The Jagged Frontier: Where AI Succeeds and Where It Fails

One of the most practically important insights for teams deploying AI is the Jagged Technological Frontier, as researchers call it. AI doesn’t fail gradually or predictably; it excels at surprisingly complex tasks, then fails unpredictably on seemingly simple ones.

A system that can draft a sophisticated legal brief may stumble on a straightforward date calculation. A coding assistant that generates elegant architecture may introduce subtle bugs in basic conditional logic. This irregularity makes AI harder to supervise than traditional software, because failure modes don’t follow intuitive patterns. Effective oversight requires humans who understand both the domain and the tool’s specific failure landscape.

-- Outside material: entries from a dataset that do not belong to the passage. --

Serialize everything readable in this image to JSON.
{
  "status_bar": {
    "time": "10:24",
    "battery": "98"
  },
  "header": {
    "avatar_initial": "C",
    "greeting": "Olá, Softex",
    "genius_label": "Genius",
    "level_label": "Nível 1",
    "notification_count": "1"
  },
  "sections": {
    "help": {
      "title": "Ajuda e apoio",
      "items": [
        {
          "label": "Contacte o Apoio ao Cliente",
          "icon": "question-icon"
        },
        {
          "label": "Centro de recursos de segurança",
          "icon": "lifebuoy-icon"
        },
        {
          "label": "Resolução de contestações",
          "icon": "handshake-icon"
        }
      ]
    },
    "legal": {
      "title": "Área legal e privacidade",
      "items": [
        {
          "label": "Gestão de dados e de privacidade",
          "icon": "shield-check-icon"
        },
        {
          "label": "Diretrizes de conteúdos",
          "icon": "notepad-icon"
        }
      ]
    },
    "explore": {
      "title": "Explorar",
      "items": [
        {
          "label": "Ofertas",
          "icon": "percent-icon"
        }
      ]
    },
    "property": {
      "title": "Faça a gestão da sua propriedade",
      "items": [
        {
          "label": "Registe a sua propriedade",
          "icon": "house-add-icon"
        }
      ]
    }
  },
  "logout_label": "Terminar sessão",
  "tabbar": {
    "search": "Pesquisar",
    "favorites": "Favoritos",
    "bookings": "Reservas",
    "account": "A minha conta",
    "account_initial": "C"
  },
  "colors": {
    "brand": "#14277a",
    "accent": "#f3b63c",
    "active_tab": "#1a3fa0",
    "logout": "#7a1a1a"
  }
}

Key Terms: A Working Glossary

Glossary of Key Concepts

Cognitive Debt: The gradual erosion of critical thinking and analytical capability that occurs when workers habitually offload complex reasoning to AI. Identified through EEG studies showing reduced brain connectivity in regular LLM users.

The Productivity J-Curve: The pattern where AI adoption initially appears to slow macro productivity growth due to training, integration, and redesign costs before generating compounding returns as workflows mature.

The Jagged Technological Frontier: The uneven capability profile of AI systems, which perform exceptionally well on some complex tasks while failing unpredictably on seemingly simpler ones. Makes AI harder to supervise than traditional tools.

Task Stewardship: The emerging human role in AI-augmented workflows: shifting from direct material production to critical verification, quality integration, and strategic oversight of AI-generated outputs.

Skill Compression: The narrowing of human skill sets observed as AI absorbs routine tasks. Workers increasingly perform a smaller range of higher-level functions, with implications for long-term workforce capability and adaptability.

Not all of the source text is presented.